When you see my pictures posted here..Hannah was with me most likely when it was snapped..she experienced it physically, tangibly and emotionally...their is no separation of one from the other, at least not often. The camera is always close..she always asks, "Grandma what is our picture of today?"
 
Karen, this is the first time I have become aware of your illness, but certainly not the first time I've seen and read of your great love for your darling Hannah, the light of your life. Thank you so much for taking the time out to write about your own journey in such a personal way. The legacy you are living sounds to me like the greatest gift, and I have no doubt that your Hannah will continue in the steps you've taken together in the Sierras and throughout life. I wonder if Hannah has started to take any photographs yet - it certainly can't be long before she does. Thank you, Karen. I'll be watching here and on Flickr for more recordings of your pictures of the day, with Hannah.
 
Hello Karen, I read your story with a lump in my throat because I too have had a serious illness, cancer. I'm 11 years down the line and I never thought that I would get past the first two. I had three daughters to bring up then, the youngest only 7 years old. I've been trying to bring them up to be strong and independent young women. My photos will be something that is left of the real "me", not just a mother and wife, as well as recording our family life. Hannah has learned how to be a caring human being already and that's thanks to you. All children love to look at photos and yours will be treasured by Hannah and probably her own children too one day. The circle of life will continue.
 
My photos will be something that is left of the real "me", not just a mother and wife, as well as recording our family life.
Isn't that the truth. I'm sure fathers feel the same, but as a mother I had to respond.

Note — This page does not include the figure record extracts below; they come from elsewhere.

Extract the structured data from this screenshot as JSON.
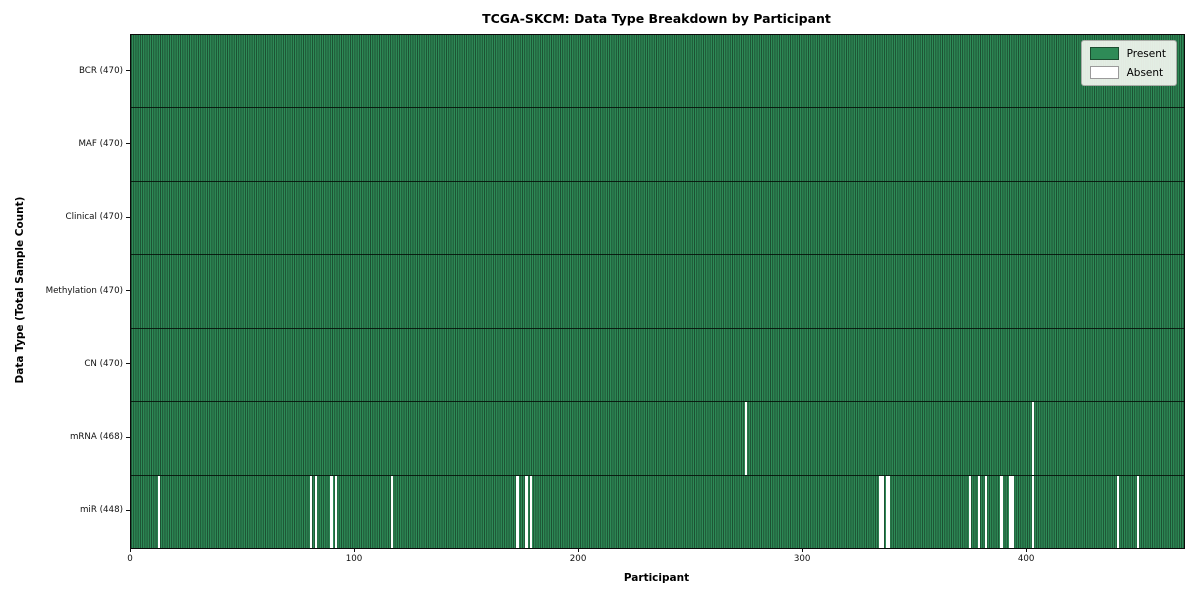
{
  "chart_data": {
    "type": "heatmap",
    "title": "TCGA-SKCM: Data Type Breakdown by Participant",
    "xlabel": "Participant",
    "ylabel": "Data Type (Total Sample Count)",
    "n_participants": 470,
    "x_ticks": [
      0,
      100,
      200,
      300,
      400
    ],
    "grid": false,
    "legend_position": "upper right",
    "colors": {
      "present": "#2e8b57",
      "present_edge": "#1b4d30",
      "absent": "#ffffff",
      "row_separator": "#0a140c",
      "legend_background": "#f3f6f0"
    },
    "legend": [
      {
        "label": "Present",
        "color": "#2e8b57"
      },
      {
        "label": "Absent",
        "color": "#ffffff"
      }
    ],
    "rows": [
      {
        "label": "BCR (470)",
        "total": 470,
        "absent_participants": []
      },
      {
        "label": "MAF (470)",
        "total": 470,
        "absent_participants": []
      },
      {
        "label": "Clinical (470)",
        "total": 470,
        "absent_participants": []
      },
      {
        "label": "Methylation (470)",
        "total": 470,
        "absent_participants": []
      },
      {
        "label": "CN (470)",
        "total": 470,
        "absent_participants": []
      },
      {
        "label": "mRNA (468)",
        "total": 468,
        "absent_participants": [
          274,
          402
        ]
      },
      {
        "label": "miR (448)",
        "total": 448,
        "absent_participants": [
          12,
          80,
          82,
          89,
          91,
          116,
          172,
          176,
          178,
          334,
          335,
          337,
          338,
          374,
          378,
          381,
          388,
          392,
          393,
          402,
          440,
          449
        ]
      }
    ]
  }
}
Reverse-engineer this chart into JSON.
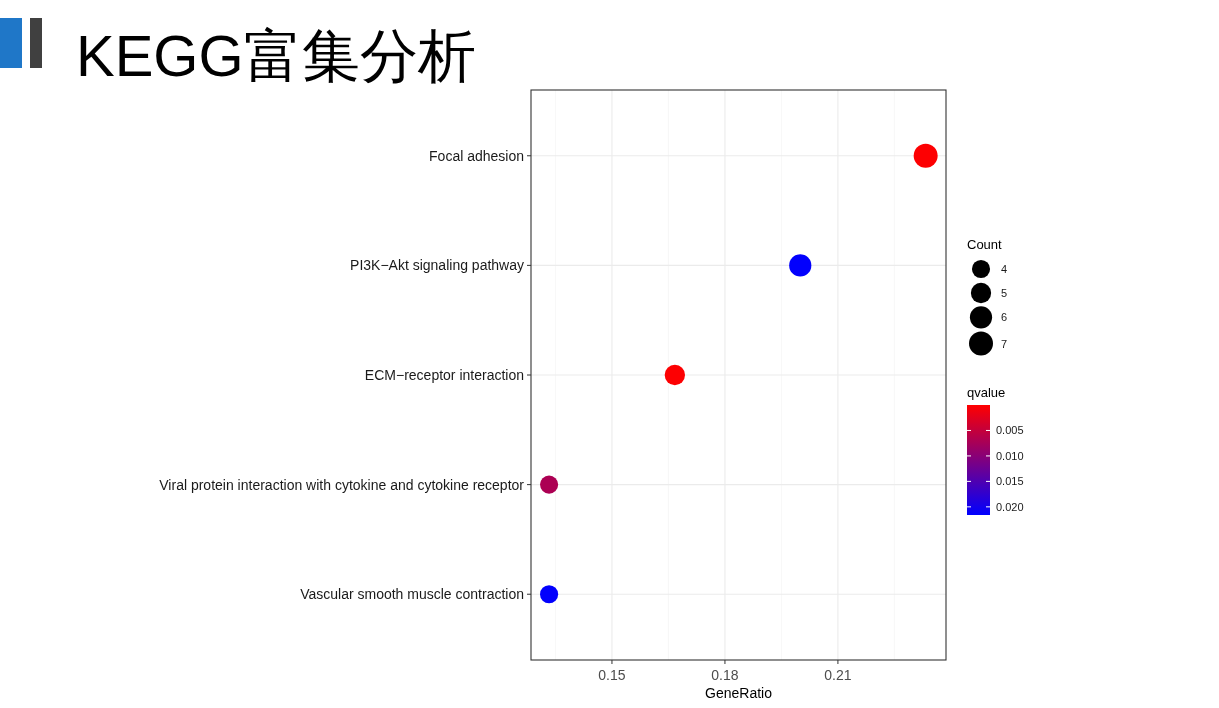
{
  "chart_data": {
    "type": "bubble",
    "title": "KEGG富集分析",
    "orientation": "horizontal",
    "xlabel": "GeneRatio",
    "legend_title": "Count",
    "clabel": "qvalue",
    "categories": [
      "Focal adhesion",
      "PI3K−Akt signaling pathway",
      "ECM−receptor interaction",
      "Viral protein interaction with cytokine and cytokine receptor",
      "Vascular smooth muscle contraction"
    ],
    "values": [
      0.2333,
      0.2,
      0.1667,
      0.1333,
      0.1333
    ],
    "sizes": [
      7,
      6,
      5,
      4,
      4
    ],
    "size_legend": [
      4,
      5,
      6,
      7
    ],
    "cvalues": [
      0.0002,
      0.0214,
      0.0002,
      0.007,
      0.0214
    ],
    "clim": [
      0.0216,
      0.0
    ],
    "cticks": [
      {
        "value": 0.005,
        "label": "0.005"
      },
      {
        "value": 0.01,
        "label": "0.010"
      },
      {
        "value": 0.015,
        "label": "0.015"
      },
      {
        "value": 0.02,
        "label": "0.020"
      }
    ],
    "xlim": [
      0.1285,
      0.2387
    ],
    "xticks": [
      0.15,
      0.18,
      0.21
    ],
    "grid": true,
    "marker": "circle"
  }
}
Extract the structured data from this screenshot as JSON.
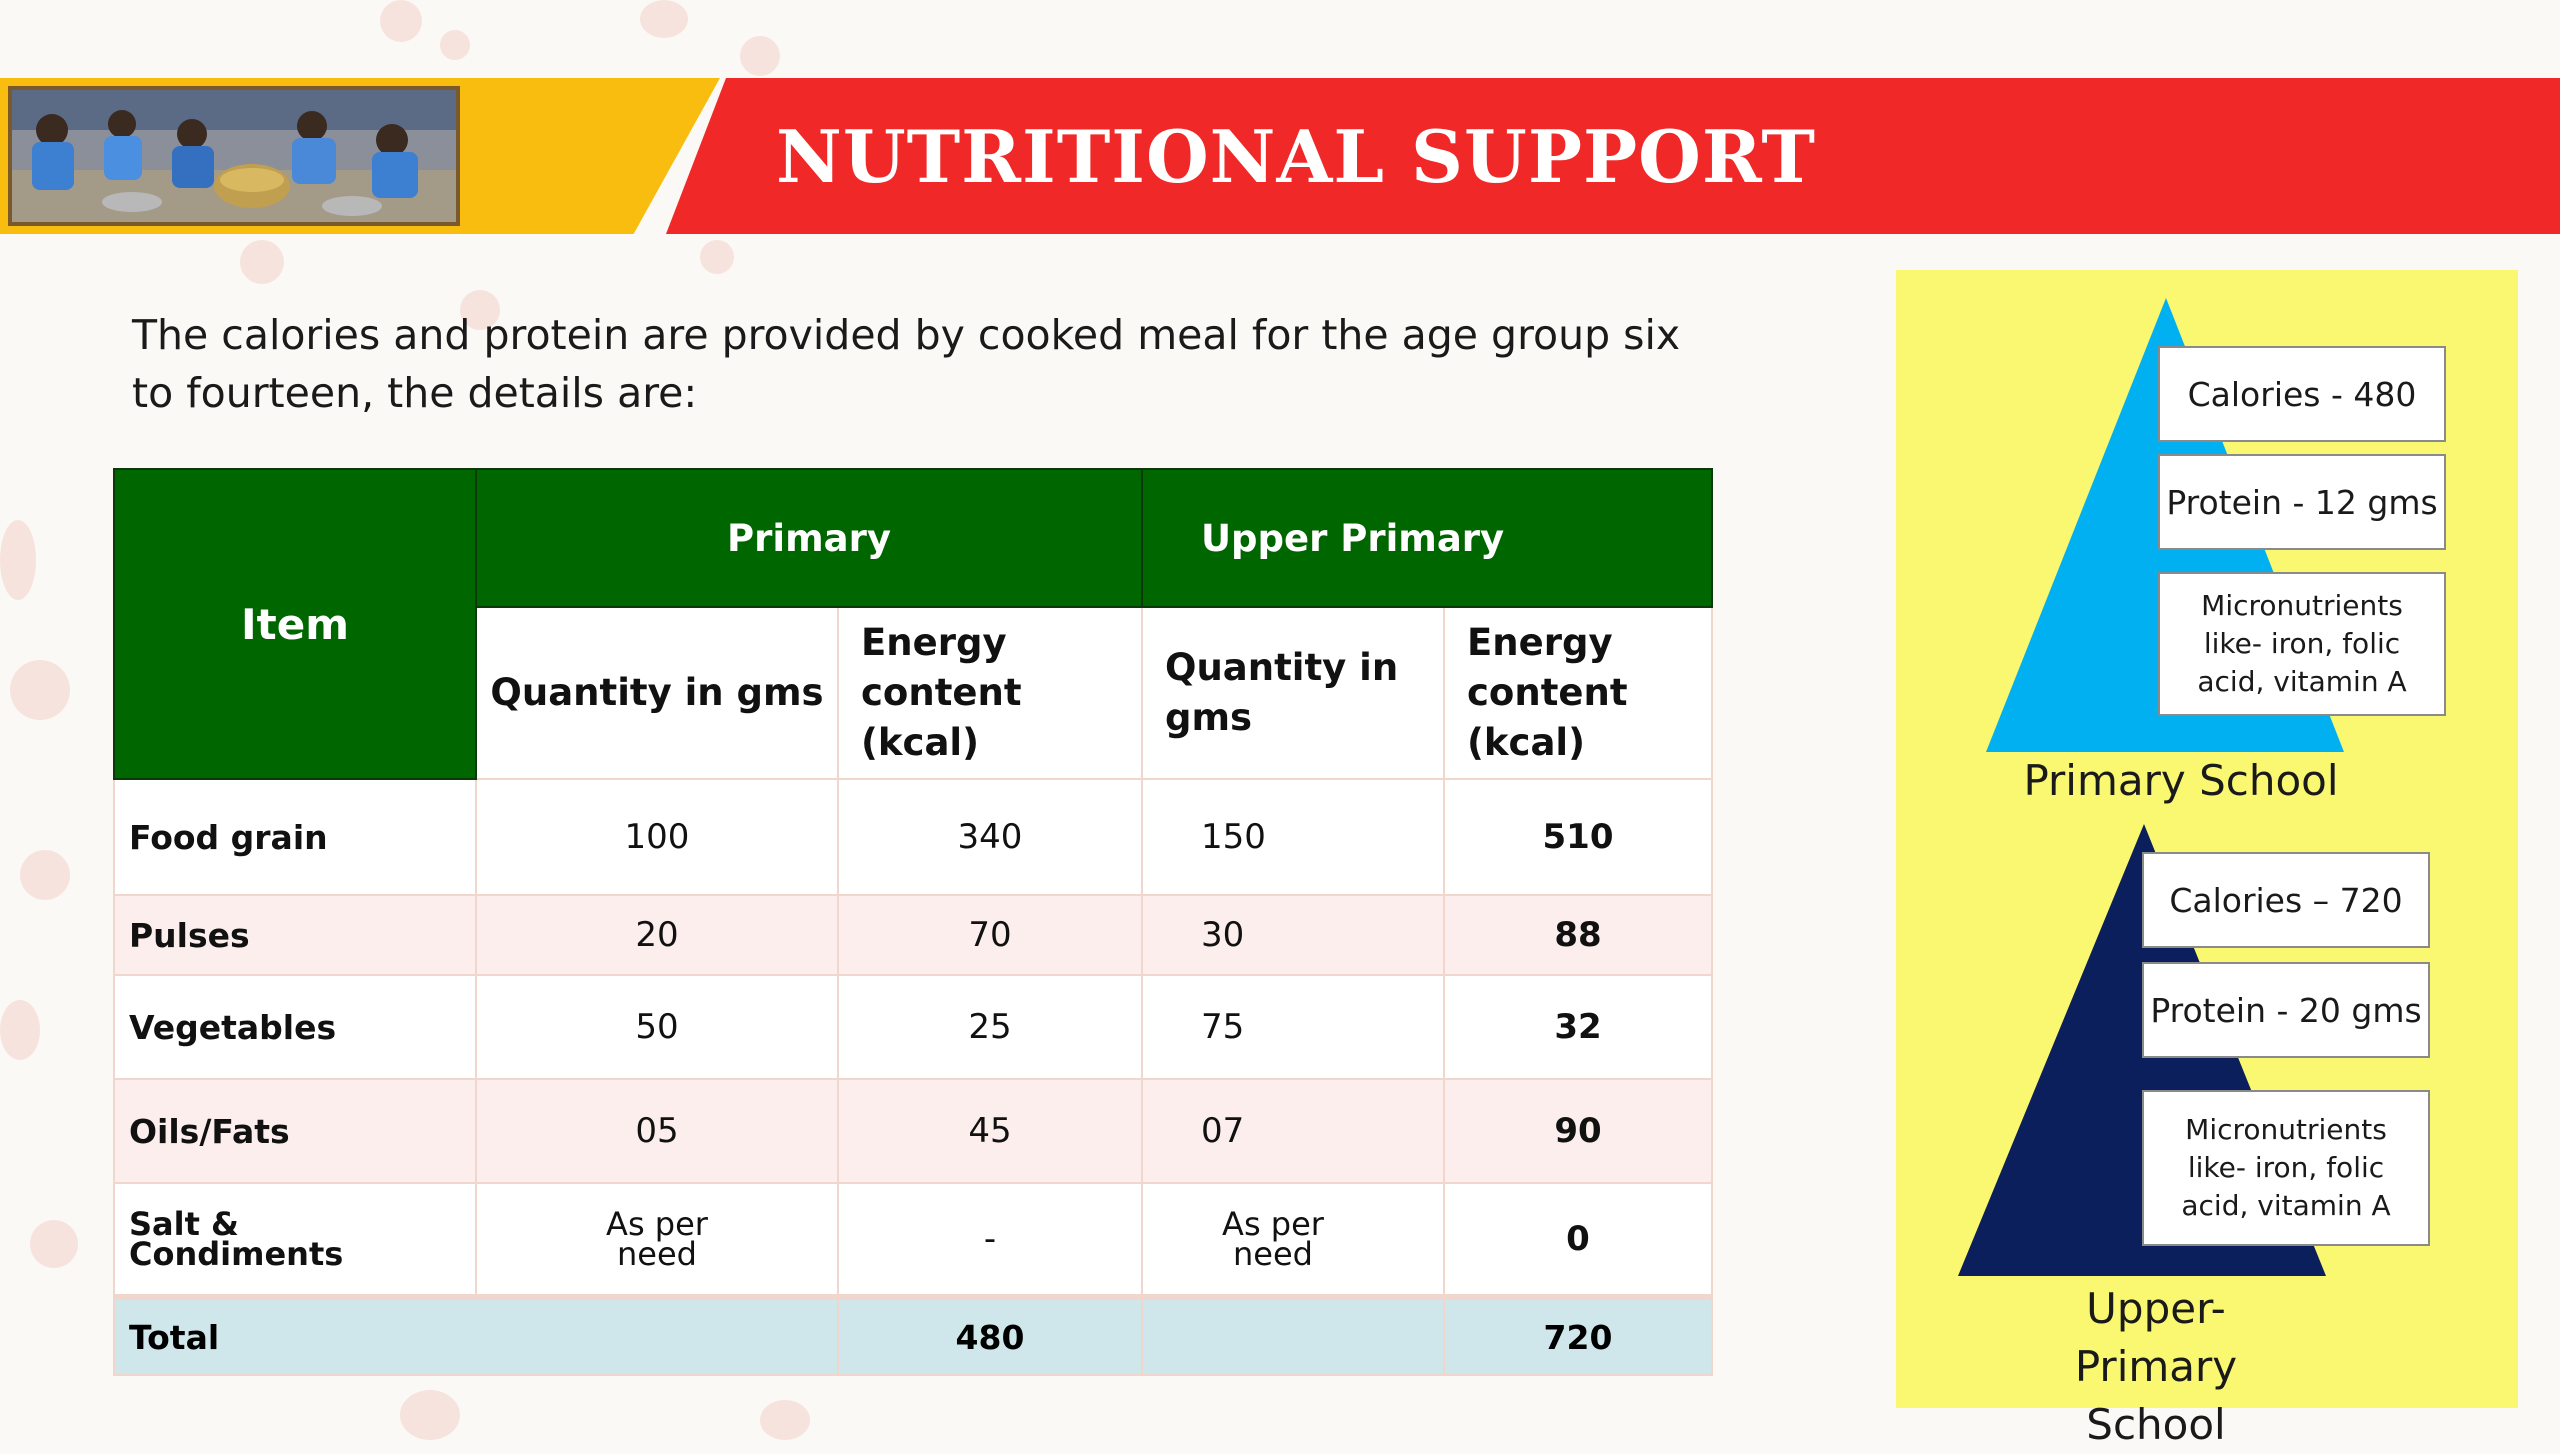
{
  "header": {
    "title": "NUTRITIONAL  SUPPORT",
    "colors": {
      "yellow_band": "#f9bd10",
      "red_band": "#f02828"
    }
  },
  "intro_text": "The calories and protein are provided by cooked meal for the age group six to fourteen, the details are:",
  "table": {
    "item_header": "Item",
    "groups": [
      "Primary",
      "Upper Primary"
    ],
    "subheaders": {
      "primary_qty": "Quantity in gms",
      "primary_energy": "Energy content (kcal)",
      "upper_qty": "Quantity in gms",
      "upper_energy": "Energy content (kcal)"
    },
    "rows": [
      {
        "item": "Food grain",
        "p_qty": "100",
        "p_energy": "340",
        "u_qty": "150",
        "u_energy": "510"
      },
      {
        "item": "Pulses",
        "p_qty": "20",
        "p_energy": "70",
        "u_qty": "30",
        "u_energy": "88"
      },
      {
        "item": "Vegetables",
        "p_qty": "50",
        "p_energy": "25",
        "u_qty": "75",
        "u_energy": "32"
      },
      {
        "item": "Oils/Fats",
        "p_qty": "05",
        "p_energy": "45",
        "u_qty": "07",
        "u_energy": "90"
      },
      {
        "item": "Salt & Condiments",
        "p_qty": "As per need",
        "p_energy": "-",
        "u_qty": "As per need",
        "u_energy": "0"
      }
    ],
    "total": {
      "label": "Total",
      "p_energy": "480",
      "u_energy": "720"
    },
    "colors": {
      "header_green": "#006600",
      "row_pink": "#fbeeec",
      "total_blue": "#cfe6ea"
    }
  },
  "pyramids": {
    "primary": {
      "calories": "Calories - 480",
      "protein": "Protein - 12 gms",
      "micronutrients": "Micronutrients like- iron, folic acid, vitamin A",
      "label": "Primary School",
      "color": "#00b0f0"
    },
    "upper": {
      "calories": "Calories – 720",
      "protein": "Protein - 20 gms",
      "micronutrients": "Micronutrients like- iron, folic acid, vitamin A",
      "label": "Upper-Primary School",
      "color": "#0a1f5c"
    },
    "panel_color": "#faf771"
  }
}
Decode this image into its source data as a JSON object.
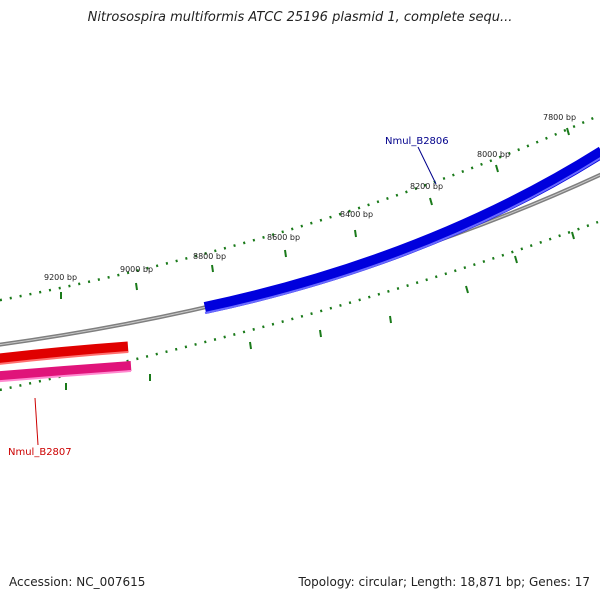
{
  "title": "Nitrosospira multiformis ATCC 25196 plasmid 1, complete sequ...",
  "footer": {
    "accession": "Accession: NC_007615",
    "summary": "Topology: circular; Length: 18,871 bp; Genes: 17"
  },
  "colors": {
    "backbone": "#7f7f7f",
    "tick": "#1a7a1a",
    "forward_gene": "#0000dd",
    "reverse_gene_outer": "#dd0000",
    "reverse_gene_inner": "#e0147a",
    "forward_label": "#00008b",
    "reverse_label": "#cc0000"
  },
  "map": {
    "tick_labels": [
      "7800 bp",
      "8000 bp",
      "8200 bp",
      "8400 bp",
      "8600 bp",
      "8800 bp",
      "9000 bp",
      "9200 bp"
    ],
    "genes": [
      {
        "label": "Nmul_B2806",
        "strand": "forward"
      },
      {
        "label": "Nmul_B2807",
        "strand": "reverse"
      }
    ]
  }
}
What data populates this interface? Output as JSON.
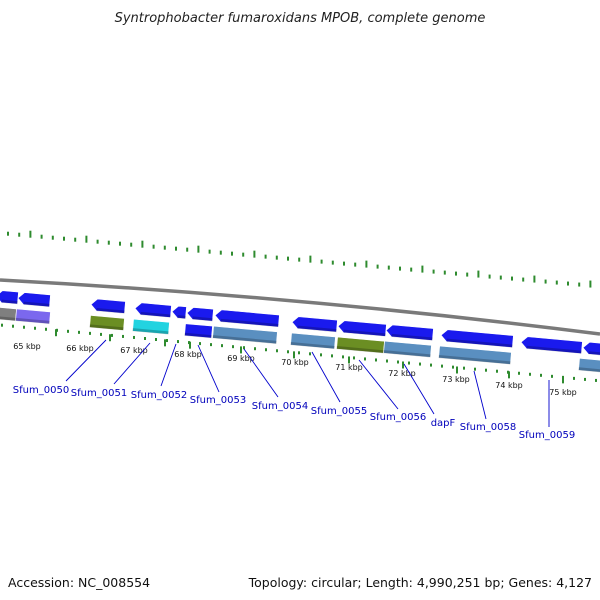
{
  "title": "Syntrophobacter fumaroxidans MPOB, complete genome",
  "footer": {
    "accession": "Accession: NC_008554",
    "summary": "Topology: circular; Length: 4,990,251 bp; Genes: 4,127"
  },
  "colors": {
    "backbone": "#7a7a7a",
    "tick": "#2e8b2e",
    "label_line": "#0000cc",
    "cds_blue": "#1a1aee",
    "steel": "#5a8fc0",
    "olive": "#6b8e23",
    "cyan": "#22d3e0",
    "purple": "#7b68ee",
    "gray": "#7f7f7f"
  },
  "scale_labels": [
    {
      "text": "65 kbp"
    },
    {
      "text": "66 kbp"
    },
    {
      "text": "67 kbp"
    },
    {
      "text": "68 kbp"
    },
    {
      "text": "69 kbp"
    },
    {
      "text": "70 kbp"
    },
    {
      "text": "71 kbp"
    },
    {
      "text": "72 kbp"
    },
    {
      "text": "73 kbp"
    },
    {
      "text": "74 kbp"
    },
    {
      "text": "75 kbp"
    }
  ],
  "gene_labels": [
    {
      "text": "Sfum_0050"
    },
    {
      "text": "Sfum_0051"
    },
    {
      "text": "Sfum_0052"
    },
    {
      "text": "Sfum_0053"
    },
    {
      "text": "Sfum_0054"
    },
    {
      "text": "Sfum_0055"
    },
    {
      "text": "Sfum_0056"
    },
    {
      "text": "dapF"
    },
    {
      "text": "Sfum_0058"
    },
    {
      "text": "Sfum_0059"
    }
  ]
}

Thank you, Christina and I am so glad you are 11 years down the line and that we're all lucky enough to be here for our moments together.
 
Christilou
I know..I know I know..Cancer can be a chronic illness..not just something that is treated and goes away or kills us if it doesn't. There are people like us who live with it day in and day out for years..doing nothing but living. You, like me are just that much more aware of the passage of time and just how precious moments are. Having a child or children in your life makes the passage of time all that more tangible. The pictures, the recorded memories are indeed a powerful legacy not only of who you are or were as a person, but of and to your children..a shared timeline of all the moments shared one by the other and together.

Much love
Karen
 
BBW

Thank you!
Hannah is taking pictures too! She has one of those indestructible children's cameras..that is until Christmas when she will receive a new "normal" point and shoot with an optical zoom. She takes pretty good pictures..I let her use my camera and she does a decent job of framing and not chopping off people's heads. Time will tell..the interest is certainly there.
 
Karen, sorry you're ill.

My first husband died suddenly in 1996; we were married earlier that year. That really gave me perspective on how short life can be.

I have so few photos of him, and because my own photos were destroyed in a flood the spring after he died, I mostly have other people's photos of him, like this one taken by my father:

At Durty Nelly's, June 1996 | Flickr - Photo Sharing!

So it's a constant reminder to do better to document the life around me. Even so, I still find that I forget to take pictures of the people because my "thing" is architectural detail.
 
Deirdre, just reading your post puts another level of life into perspective. Photos as memory keepers is getting embedded in my brain, thanks to this thread.

By the way, not to disrupt the flow of other members' "where are you on journey" entries, I've started a kind of offshoot thread over in the Image Processing forum here that I hope may help some of us who need it with respect to documenting the life around us.